Is it just a character flaw or how do you look at it?
magvadis t1_j7dmy9l wrote
I disagree...I think it's about class. Not because there are not women like Elizabeth. To phrase it shortly...there weren't women like Elizabeth...in the same class as Darcy, they were not taught to be educated and independent minded. They were taught to agree with their husband, play music, be beautiful, and be docile but competitive to their own sex to defend the reputation of their husbands. Lizzy knows this, she knows why she is a fish out of water, and she points this out to Darcy in a veiled demeaning statement about his "friends".
That the circumstance of womenhood that I imagine Austen was critiquing in her own life was just something predictably not Lizzy. I don't think she saw herself as anything but another middle income girl who read a lot of books probably at the end of her families wealth climb and her sister hopefully marrying someone rich so she can be prosperous. She likely does not feel she has value outside her intelligence due to the shadow of her sister and the way society sees them. I don't think she thinks she is "not like other girls" but she knows Darcy doesn't have the chance to be around other girls....and her breed in general IS RARE...because of the state of opinion at the time around women and education.
Whereas I think the modern context of "not like other girls" is just different.

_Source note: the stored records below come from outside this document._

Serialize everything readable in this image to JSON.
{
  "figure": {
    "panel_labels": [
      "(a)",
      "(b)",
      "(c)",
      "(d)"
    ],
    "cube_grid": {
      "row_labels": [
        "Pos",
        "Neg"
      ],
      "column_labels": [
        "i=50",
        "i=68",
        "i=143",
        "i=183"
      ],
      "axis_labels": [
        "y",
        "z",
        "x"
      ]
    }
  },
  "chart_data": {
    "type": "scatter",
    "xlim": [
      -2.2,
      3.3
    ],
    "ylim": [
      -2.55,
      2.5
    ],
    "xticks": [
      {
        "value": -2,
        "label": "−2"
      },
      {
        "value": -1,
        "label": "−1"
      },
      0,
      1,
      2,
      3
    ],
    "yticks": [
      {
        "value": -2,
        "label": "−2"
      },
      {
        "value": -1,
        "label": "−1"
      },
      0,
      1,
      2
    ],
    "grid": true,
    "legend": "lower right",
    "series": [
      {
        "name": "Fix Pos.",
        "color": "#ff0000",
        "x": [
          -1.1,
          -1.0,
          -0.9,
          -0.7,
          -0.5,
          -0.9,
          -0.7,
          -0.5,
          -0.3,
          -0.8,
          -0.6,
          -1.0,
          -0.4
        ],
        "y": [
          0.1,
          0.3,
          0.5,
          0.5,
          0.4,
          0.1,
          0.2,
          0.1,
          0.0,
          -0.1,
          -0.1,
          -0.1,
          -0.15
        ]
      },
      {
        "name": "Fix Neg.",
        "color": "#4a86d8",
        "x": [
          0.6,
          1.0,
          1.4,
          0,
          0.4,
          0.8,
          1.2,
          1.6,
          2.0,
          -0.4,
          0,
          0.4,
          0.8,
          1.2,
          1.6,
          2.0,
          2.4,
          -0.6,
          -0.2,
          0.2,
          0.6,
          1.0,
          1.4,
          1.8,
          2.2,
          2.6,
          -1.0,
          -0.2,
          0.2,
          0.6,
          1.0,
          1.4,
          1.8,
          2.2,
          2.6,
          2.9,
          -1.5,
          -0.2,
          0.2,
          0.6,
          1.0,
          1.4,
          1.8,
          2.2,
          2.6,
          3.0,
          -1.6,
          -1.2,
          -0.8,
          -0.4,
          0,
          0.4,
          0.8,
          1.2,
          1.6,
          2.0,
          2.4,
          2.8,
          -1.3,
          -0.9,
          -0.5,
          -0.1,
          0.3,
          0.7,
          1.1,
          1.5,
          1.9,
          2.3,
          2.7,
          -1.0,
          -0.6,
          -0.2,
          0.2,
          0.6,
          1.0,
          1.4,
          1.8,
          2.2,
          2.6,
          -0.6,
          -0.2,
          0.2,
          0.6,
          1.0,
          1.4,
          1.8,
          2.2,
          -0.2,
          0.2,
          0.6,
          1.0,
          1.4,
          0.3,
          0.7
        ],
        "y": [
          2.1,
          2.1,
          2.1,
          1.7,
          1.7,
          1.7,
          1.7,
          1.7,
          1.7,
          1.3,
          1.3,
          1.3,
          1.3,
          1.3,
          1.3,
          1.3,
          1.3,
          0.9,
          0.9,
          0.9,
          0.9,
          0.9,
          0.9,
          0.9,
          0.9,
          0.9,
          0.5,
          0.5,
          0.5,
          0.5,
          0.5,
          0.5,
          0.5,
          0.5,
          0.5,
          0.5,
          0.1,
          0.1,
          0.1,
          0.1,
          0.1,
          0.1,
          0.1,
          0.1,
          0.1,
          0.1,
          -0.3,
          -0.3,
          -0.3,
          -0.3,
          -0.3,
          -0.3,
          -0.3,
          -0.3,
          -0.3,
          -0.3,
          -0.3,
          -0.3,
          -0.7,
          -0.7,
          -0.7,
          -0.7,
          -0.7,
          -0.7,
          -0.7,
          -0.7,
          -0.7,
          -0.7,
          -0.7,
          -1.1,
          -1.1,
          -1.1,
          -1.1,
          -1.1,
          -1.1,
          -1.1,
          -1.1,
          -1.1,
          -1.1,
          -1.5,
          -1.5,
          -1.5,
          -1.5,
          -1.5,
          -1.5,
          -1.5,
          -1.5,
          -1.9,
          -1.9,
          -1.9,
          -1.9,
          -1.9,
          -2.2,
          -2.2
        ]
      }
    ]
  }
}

It's not about class, it's about narcissism and lack of awareness, in a time period where MOST GIRLS in the context these women are "othering" themselves...are very much just like them, only aesthetically chose something else. IE: Anime instead of Reality tv, books instead of social skills, etc. Generally superficial things that don't denote intelligence or substance of person.
I think she merely mentions women in the context of courting not as if other women are different. She's specifically assuming he's only courted other rich women from established families who were groomed in a manner as objects to be used as currency in familial exchanges and made to be desirable in obtuse ways...flattery and charisma over intelligence, wit, and tact.
Elizabeth is from a minor family...her parents didn't intend or teach her to flatter and kowtow to men because they have a different context and she wouldn't gain much of it and they really didn't NEED her to be anything, they had MANY daughters. Hence, she assumes Darcy likely has never interacted with a women like her because he likely doesn't talk to lower class people AND CERTAINLY would not ever be assumed to be courted by anyone but someone close to his class and stature...let alone a women who was allowed into her fathers study to educate herself.
She was born in a house of women and not the eldest of middle income (possibly lower-middle even though the middle class barely existed and wealth disparity and lifestyle between "upper" and "lower" was an insurmountable chasm). Their family didn't raise her in that way and allowed her the rights of a man (to read and enjoy education fully) because the rules of society really didn't much apply to them in the same way with the same weight. So to meet a girl like her was likely exceedingly rare for Darcy and hence his general distaste and distrust in their initial encounters. He's jaded. She knows it.